Performance

Distributed simulation

When a circuit is too large for one machine, QXel partitions the statevector across multiple nodes with MPI. Each rank holds a slice of the statevector and exchanges amplitudes with the others as gates are applied. You do not change your circuit code; you launch the same script under mpirun.

Two parallelism modes

• SPPN (single process per node): one MPI process per node manages all of that node's GPUs. Simplest to launch. • SPPD (single process per device): one MPI process per GPU. More processes, often better scaling on multi-GPU nodes.

Launching

Run the same Python script under mpirun. The --host argument lists each host and how many processes to start on it. Your script builds and runs the circuit exactly as on a single node; QXel detects the MPI world and distributes automatically.

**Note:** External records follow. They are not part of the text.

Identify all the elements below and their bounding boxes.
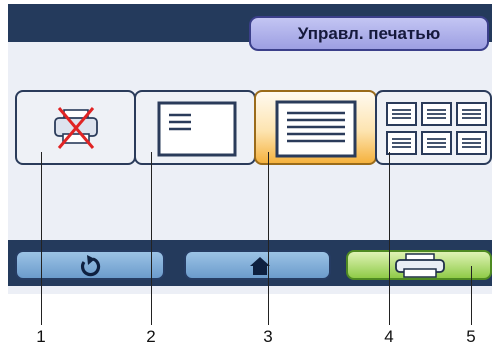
single-page-large-icon: [275, 100, 357, 158]
back-arrow-icon: [80, 255, 101, 277]
tile-printer-disabled[interactable]: [15, 90, 136, 165]
tile-single-page-large[interactable]: [254, 90, 377, 165]
back-button[interactable]: [15, 250, 165, 280]
callout-line-4: [389, 152, 390, 325]
screen-title: Управл. печатью: [249, 16, 489, 51]
tile-multi-page[interactable]: [375, 90, 492, 165]
callout-line-3: [268, 152, 269, 325]
single-page-small-icon: [157, 101, 237, 157]
callout-number-2: 2: [146, 327, 156, 346]
callout-number-3: 3: [263, 327, 273, 346]
tile-single-page[interactable]: [134, 90, 256, 165]
multi-page-grid-icon: [386, 102, 487, 155]
home-button[interactable]: [184, 250, 331, 280]
callout-number-4: 4: [384, 327, 394, 346]
callout-number-1: 1: [36, 327, 46, 346]
callout-line-2: [151, 152, 152, 325]
callout-line-5: [471, 266, 472, 325]
callout-line-1: [41, 152, 42, 325]
printer-disabled-icon: [54, 107, 98, 149]
printer-icon: [395, 253, 445, 278]
device-screen: Управл. печатью: [8, 4, 492, 294]
callout-number-5: 5: [466, 327, 476, 346]
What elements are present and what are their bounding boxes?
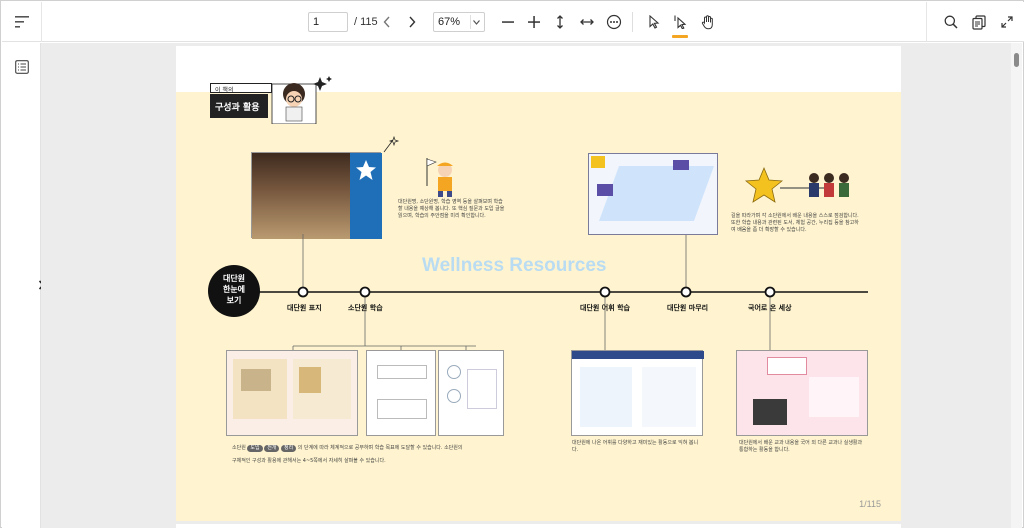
zoom-select[interactable]: 67% (433, 12, 485, 32)
chip-development: 전개 (264, 445, 280, 452)
thumbnail-lesson-3 (438, 350, 504, 436)
more-options-button[interactable] (604, 12, 624, 32)
timeline-label-2: 소단원 학습 (348, 304, 383, 312)
minus-icon (502, 21, 514, 23)
page-number-input[interactable] (308, 12, 348, 32)
desc-bottom-mid: 대단원에 나온 어휘를 다양하고 재미있는 활동으로 익혀 봅니다. (572, 440, 699, 453)
hand-tool-button[interactable] (698, 12, 718, 32)
scrollbar-thumb[interactable] (1014, 53, 1019, 67)
timeline-label-3: 대단원 어휘 학습 (580, 304, 630, 312)
zoom-value: 67% (438, 16, 461, 28)
side-panel (2, 43, 45, 528)
toolbar-divider (632, 12, 633, 32)
thumbnail-lesson-2 (366, 350, 436, 436)
desc-lesson-prefix: 소단원 (232, 445, 246, 451)
zoom-out-button[interactable] (498, 12, 518, 32)
fullscreen-icon (1001, 16, 1013, 28)
prev-page-button[interactable] (377, 12, 397, 32)
outline-list-icon (15, 60, 29, 74)
fit-height-button[interactable] (550, 12, 570, 32)
timeline-label-1: 대단원 표지 (287, 304, 322, 312)
thumbnail-world (736, 350, 868, 436)
timeline-label-5: 국어로 온 세상 (748, 304, 792, 312)
fit-height-icon (557, 15, 563, 29)
plus-icon (528, 16, 540, 28)
desc-bottom-left-line1: 소단원 도입 전개 정리 의 단계에 따라 체계적으로 공부하며 학습 목표에 … (232, 445, 512, 456)
fit-width-button[interactable] (577, 12, 597, 32)
zoom-in-button[interactable] (524, 12, 544, 32)
more-icon (606, 14, 622, 30)
thumbnail-lesson-1 (226, 350, 358, 436)
page-indicator: 1/115 (859, 499, 881, 509)
sidebar-toggle-button[interactable] (2, 2, 42, 42)
page-total: / 115 (354, 16, 378, 28)
fullscreen-button[interactable] (997, 12, 1017, 32)
chevron-right-icon (409, 16, 416, 28)
next-pdf-page (176, 524, 901, 528)
fit-width-icon (580, 19, 594, 25)
select-tool-button[interactable] (644, 12, 664, 32)
text-cursor-icon (674, 15, 687, 29)
thumbnail-vocab (571, 350, 704, 436)
toolbar: / 115 67% (2, 2, 1024, 42)
text-select-tool-button[interactable] (670, 12, 690, 32)
outline-button[interactable] (12, 57, 32, 77)
search-icon (944, 15, 958, 29)
copy-button[interactable] (969, 12, 989, 32)
next-page-button[interactable] (402, 12, 422, 32)
pdf-page: 이 책의 구성과 활용 대단원명, 소단원명, 학습 영역 등을 살펴보며 학습… (176, 46, 901, 521)
vertical-scrollbar[interactable] (1011, 43, 1022, 528)
desc-bottom-left-line2: 구체적인 구성과 활용에 관해서는 4~5쪽에서 자세히 살펴볼 수 있습니다. (232, 458, 386, 464)
desc-bottom-right: 대단원에서 배운 교과 내용을 국어 외 다른 교과나 실생활과 통합하는 활동… (739, 440, 863, 453)
chevron-left-icon (383, 16, 390, 28)
sidebar-toggle-icon (14, 16, 29, 28)
chip-intro: 도입 (247, 445, 263, 452)
pdf-viewer: / 115 67% (0, 0, 1024, 528)
unit-overview-circle: 대단원 한눈에 보기 (222, 274, 246, 305)
search-button[interactable] (941, 12, 961, 32)
chevron-down-icon (470, 15, 482, 29)
timeline-label-4: 대단원 마무리 (667, 304, 709, 312)
copy-icon (972, 14, 986, 30)
hand-icon (701, 14, 713, 29)
watermark: Wellness Resources (422, 255, 607, 276)
chip-summary: 정리 (281, 445, 297, 452)
pointer-icon (649, 15, 660, 29)
active-tool-indicator (672, 35, 688, 38)
toolbar-right (926, 2, 1024, 42)
document-viewport[interactable]: 이 책의 구성과 활용 대단원명, 소단원명, 학습 영역 등을 살펴보며 학습… (41, 43, 1013, 528)
desc-lesson-middle: 의 단계에 따라 체계적으로 공부하며 학습 목표에 도달할 수 있습니다. 소… (297, 445, 463, 451)
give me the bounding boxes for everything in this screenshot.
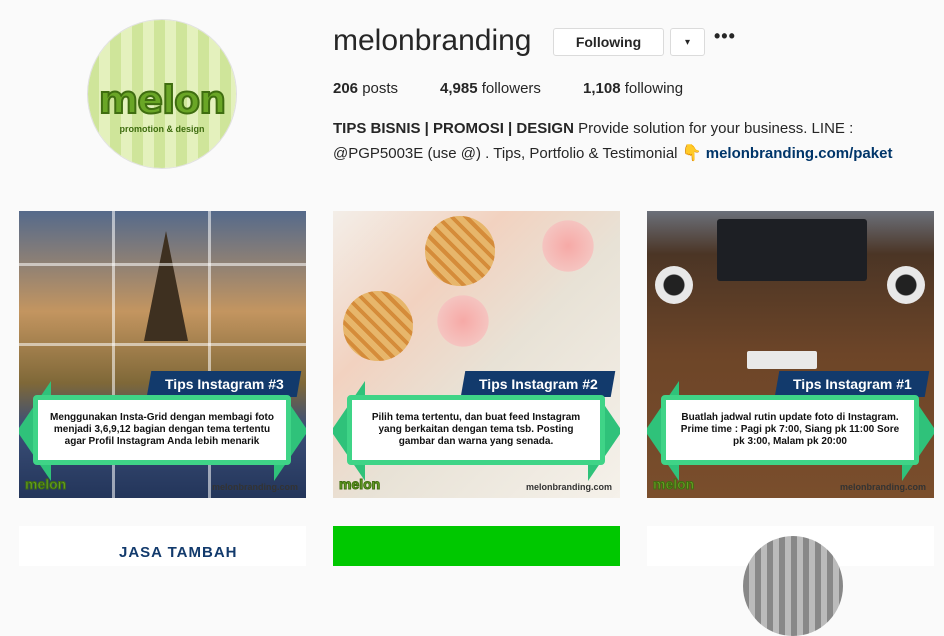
post-thumbnail[interactable]: JASA TAMBAH <box>19 526 306 566</box>
keyboard-image <box>747 351 817 369</box>
followers-count[interactable]: 4,985 followers <box>440 80 541 97</box>
speaker-image <box>655 266 693 304</box>
post-url: melonbranding.com <box>525 482 612 492</box>
following-button[interactable]: Following <box>553 28 664 56</box>
more-options-icon[interactable]: ••• <box>714 26 736 47</box>
melon-logo: melon <box>98 77 228 123</box>
melon-logo: melon <box>338 476 381 493</box>
post-thumbnail[interactable] <box>333 526 620 566</box>
chevron-down-icon[interactable]: ▾ <box>670 28 705 56</box>
profile-avatar[interactable]: melon promotion & design <box>88 20 236 168</box>
monitor-image <box>717 219 867 281</box>
bio-text-2: @PGP5003E (use @) . Tips, Portfolio & Te… <box>333 145 682 162</box>
pie-image <box>425 216 495 286</box>
post-title: Tips Instagram #1 <box>774 371 930 397</box>
melon-logo: melon <box>652 476 695 493</box>
post-thumbnail[interactable]: Tips Instagram #1 Buatlah jadwal rutin u… <box>647 211 934 498</box>
post-thumbnail[interactable] <box>647 526 934 636</box>
bio-line-2: @PGP5003E (use @) . Tips, Portfolio & Te… <box>333 143 892 163</box>
pointing-hand-icon: 👇 <box>681 145 702 162</box>
post-title: Tips Instagram #2 <box>460 371 616 397</box>
speaker-image <box>887 266 925 304</box>
flower-image <box>433 291 493 351</box>
post-url: melonbranding.com <box>839 482 926 492</box>
bio-bold: TIPS BISNIS | PROMOSI | DESIGN <box>333 120 574 137</box>
bio-line-1: TIPS BISNIS | PROMOSI | DESIGN Provide s… <box>333 120 853 137</box>
logo-tagline: promotion & design <box>119 124 205 134</box>
round-image <box>743 536 843 636</box>
profile-username: melonbranding <box>333 24 532 57</box>
post-text: Menggunakan Insta-Grid dengan membagi fo… <box>33 395 291 465</box>
bio-text: Provide solution for your business. LINE… <box>573 120 854 137</box>
post-url: melonbranding.com <box>211 482 298 492</box>
pie-image <box>343 291 413 361</box>
post-thumbnail[interactable]: Tips Instagram #3 Menggunakan Insta-Grid… <box>19 211 306 498</box>
post-title: Tips Instagram #3 <box>146 371 302 397</box>
following-count[interactable]: 1,108 following <box>583 80 683 97</box>
post-thumbnail[interactable]: Tips Instagram #2 Pilih tema tertentu, d… <box>333 211 620 498</box>
flower-image <box>538 216 598 276</box>
post-text: Buatlah jadwal rutin update foto di Inst… <box>661 395 919 465</box>
melon-logo: melon <box>24 476 67 493</box>
post-text: Pilih tema tertentu, dan buat feed Insta… <box>347 395 605 465</box>
posts-count: 206 posts <box>333 80 399 97</box>
bio-link[interactable]: melonbranding.com/paket <box>706 145 893 162</box>
post-title: JASA TAMBAH <box>119 544 238 561</box>
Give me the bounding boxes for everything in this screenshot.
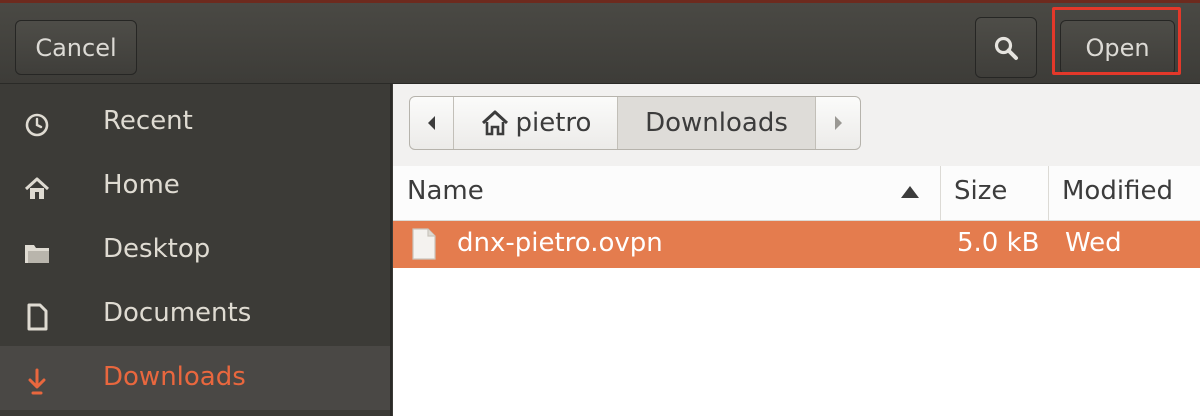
home-icon (481, 110, 508, 136)
search-icon (994, 36, 1018, 60)
sort-ascending-icon (901, 186, 919, 198)
chevron-left-icon (427, 116, 435, 130)
column-header-modified[interactable]: Modified (1062, 176, 1173, 206)
sidebar-item-label: Home (103, 170, 180, 200)
cancel-button[interactable]: Cancel (15, 20, 137, 75)
document-icon (27, 303, 48, 331)
home-icon (24, 177, 50, 199)
sidebar-item-desktop[interactable]: Desktop (0, 218, 390, 282)
sidebar-item-recent[interactable]: Recent (0, 90, 390, 154)
path-home-label: pietro (515, 108, 592, 138)
places-sidebar: Recent Home Desktop Documents Downloads (0, 84, 392, 416)
path-scroll-right-button[interactable] (816, 97, 860, 149)
file-list: Name Size Modified dnx-pietro.ovpn 5.0 k… (393, 166, 1200, 416)
table-row[interactable]: dnx-pietro.ovpn 5.0 kB Wed (393, 221, 1200, 268)
path-bar: pietro Downloads (409, 96, 861, 150)
column-separator (1048, 166, 1049, 220)
column-header-size[interactable]: Size (954, 176, 1007, 206)
sidebar-item-label: Documents (103, 298, 252, 328)
file-icon (412, 228, 436, 260)
file-browser-pane: pietro Downloads Name Size Modified dnx-… (393, 84, 1200, 416)
clock-icon (25, 113, 49, 137)
file-name: dnx-pietro.ovpn (457, 228, 663, 258)
sidebar-item-documents[interactable]: Documents (0, 282, 390, 346)
path-current-label: Downloads (645, 108, 788, 138)
sidebar-item-label: Desktop (103, 234, 211, 264)
file-modified: Wed (1065, 228, 1122, 258)
path-scroll-left-button[interactable] (410, 97, 454, 149)
path-downloads-button[interactable]: Downloads (618, 97, 816, 149)
dialog-header-bar: Cancel Open (0, 3, 1200, 84)
sidebar-item-downloads[interactable]: Downloads (0, 346, 390, 410)
sidebar-item-label: Recent (103, 106, 193, 136)
chevron-right-icon (835, 116, 842, 130)
column-header-name[interactable]: Name (407, 176, 484, 206)
file-list-header: Name Size Modified (393, 166, 1200, 221)
file-size: 5.0 kB (957, 228, 1040, 258)
column-separator (940, 166, 941, 220)
download-icon (28, 368, 46, 395)
path-home-button[interactable]: pietro (454, 97, 618, 149)
search-button[interactable] (975, 17, 1037, 78)
open-button-highlight (1052, 7, 1181, 75)
sidebar-item-home[interactable]: Home (0, 154, 390, 218)
folder-icon (25, 245, 49, 263)
sidebar-item-label: Downloads (103, 362, 246, 392)
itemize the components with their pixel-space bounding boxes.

SPPN across two nodes (one process each):

bash
mpirun --host node0:1,node1:1 python your_script.py

SPPD across two nodes with four GPUs each (four processes per node, eight total):

bash
mpirun --bind-to none --host node0:4,node1:4 python your_script.py
Note Distributed runs use GPU kernels, so set compute_type='cuda' in your script. QXel uses OpenMPI with UCX for inter-node communication (tested with OpenMPI 5.0.7 + UCX 1.18.0). See the repository's Development guide for building UCX and MPI with CUDA support. On QXel SaaS this is handled for you, so you just request multiple nodes.